Nicole Alexander-Scott, RI Department of Health director, at press briefing on Janssen vaccine pause, Apr 13, 2021.

In a Tuesday afternoon press briefing, Nicole Alexander-Scott, director of RI DoH, said that 31,500 doses of Janssen had been administered in the state prior to the pause, which RI COVID-19 czar Tom McCarthy said represented about 5% of the total. Alexander-Scott emphasized that the adverse reaction is extremely rare and that it had been detected quickly. “It’s important to be able to relay to Rhode Islanders that the robust monitoring system that we have talked about from the beginning is demonstrating its full effect here in our ability to do this with access to data among millions of individuals who have been vaccinated. Because, again, this is a result of six cases out of 6.85 million doses nationally that have been administered.”
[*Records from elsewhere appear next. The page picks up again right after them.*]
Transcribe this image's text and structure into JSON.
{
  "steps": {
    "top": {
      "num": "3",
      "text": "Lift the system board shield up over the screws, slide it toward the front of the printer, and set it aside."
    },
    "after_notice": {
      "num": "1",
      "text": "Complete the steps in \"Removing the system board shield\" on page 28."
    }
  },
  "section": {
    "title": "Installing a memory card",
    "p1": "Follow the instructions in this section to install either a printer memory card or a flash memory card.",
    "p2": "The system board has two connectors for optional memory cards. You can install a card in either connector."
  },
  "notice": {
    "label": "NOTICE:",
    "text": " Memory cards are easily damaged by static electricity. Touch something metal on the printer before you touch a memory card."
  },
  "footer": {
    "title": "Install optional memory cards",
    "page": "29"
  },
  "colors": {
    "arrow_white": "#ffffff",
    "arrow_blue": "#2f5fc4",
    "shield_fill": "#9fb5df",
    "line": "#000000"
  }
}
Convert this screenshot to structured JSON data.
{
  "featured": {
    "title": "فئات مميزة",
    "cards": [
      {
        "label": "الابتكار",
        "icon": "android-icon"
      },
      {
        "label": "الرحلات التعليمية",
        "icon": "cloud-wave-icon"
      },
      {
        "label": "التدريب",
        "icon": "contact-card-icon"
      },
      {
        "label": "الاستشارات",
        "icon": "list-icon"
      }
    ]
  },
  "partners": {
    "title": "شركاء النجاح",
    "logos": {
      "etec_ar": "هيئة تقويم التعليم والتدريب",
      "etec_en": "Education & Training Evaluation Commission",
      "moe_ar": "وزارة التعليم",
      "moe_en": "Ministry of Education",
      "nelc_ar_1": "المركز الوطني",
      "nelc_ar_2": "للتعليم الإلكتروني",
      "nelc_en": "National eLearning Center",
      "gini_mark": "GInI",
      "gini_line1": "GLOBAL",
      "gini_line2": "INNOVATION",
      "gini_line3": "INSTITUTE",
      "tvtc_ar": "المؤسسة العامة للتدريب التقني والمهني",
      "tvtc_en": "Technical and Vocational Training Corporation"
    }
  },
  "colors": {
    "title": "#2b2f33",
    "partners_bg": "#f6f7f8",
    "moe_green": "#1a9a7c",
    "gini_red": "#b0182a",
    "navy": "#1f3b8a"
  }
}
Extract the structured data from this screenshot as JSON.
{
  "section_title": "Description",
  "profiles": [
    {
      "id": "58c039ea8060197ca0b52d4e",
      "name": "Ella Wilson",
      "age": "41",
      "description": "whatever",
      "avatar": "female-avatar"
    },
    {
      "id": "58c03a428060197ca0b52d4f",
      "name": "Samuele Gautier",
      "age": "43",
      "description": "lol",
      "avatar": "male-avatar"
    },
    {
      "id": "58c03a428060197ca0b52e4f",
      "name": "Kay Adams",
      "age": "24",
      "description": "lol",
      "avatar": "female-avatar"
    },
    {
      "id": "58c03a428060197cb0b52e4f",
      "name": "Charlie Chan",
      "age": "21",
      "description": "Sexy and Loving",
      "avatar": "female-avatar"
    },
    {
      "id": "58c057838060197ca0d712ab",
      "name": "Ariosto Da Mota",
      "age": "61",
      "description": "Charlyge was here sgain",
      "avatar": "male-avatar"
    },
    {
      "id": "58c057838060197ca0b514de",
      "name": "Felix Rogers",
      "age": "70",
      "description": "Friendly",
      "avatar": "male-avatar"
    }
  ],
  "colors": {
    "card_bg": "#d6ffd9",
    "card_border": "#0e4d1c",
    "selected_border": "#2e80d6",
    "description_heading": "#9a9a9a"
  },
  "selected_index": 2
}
Alexander-Scott distinguished the mild flu-like symptoms that often occur in the first few days after vaccination from the more severe symptoms of the rare blood clotting problem that can occur at least six days and up to three weeks after vaccination, with a median onset of nine days. “It’s a combination of the clotting, the low platelets, and the symptoms that patients would watch for: of severe headache, abdominal pain, leg pain or shortness of breath,” she said. “It’s also important to note that the symptoms that I’ve mentioned as a part of this presentation are very different from the mild flu-like symptoms that people experience within a few days after receiving vaccine… Usually the the mild flu-like symptoms that can occur are within that very short window, those few days right after vaccination.

“We would not want to have everyone who’s had Johnson and Johnson just rushing to their provider to be evaluated because of how rare this seems to be. However, we do want to ensure that both patients and providers are informed and equipped with the information of what to monitor for,” said Alexander-Scott, cautioning against public alarm especially among those recently receiving the Janssen vaccine.

Anyone already given the Janssen vaccine, Alexander-Scott said, should not panic. “If you were vaccinated with the Johnson and Johnson vaccine more than a month ago, that’s before March 13, your risk is extremely low for having any sort of complications or challenges… The time frame of six days to 13 days after vaccination makes it such that if you are significantly past that, more than a month ago, of getting vaccinated, your risk is extremely low. If you have been vaccinated with Johnson and Johnson vaccine in the last three weeks, your risk is also very low, given that overall data point, one for every million vaccinated.”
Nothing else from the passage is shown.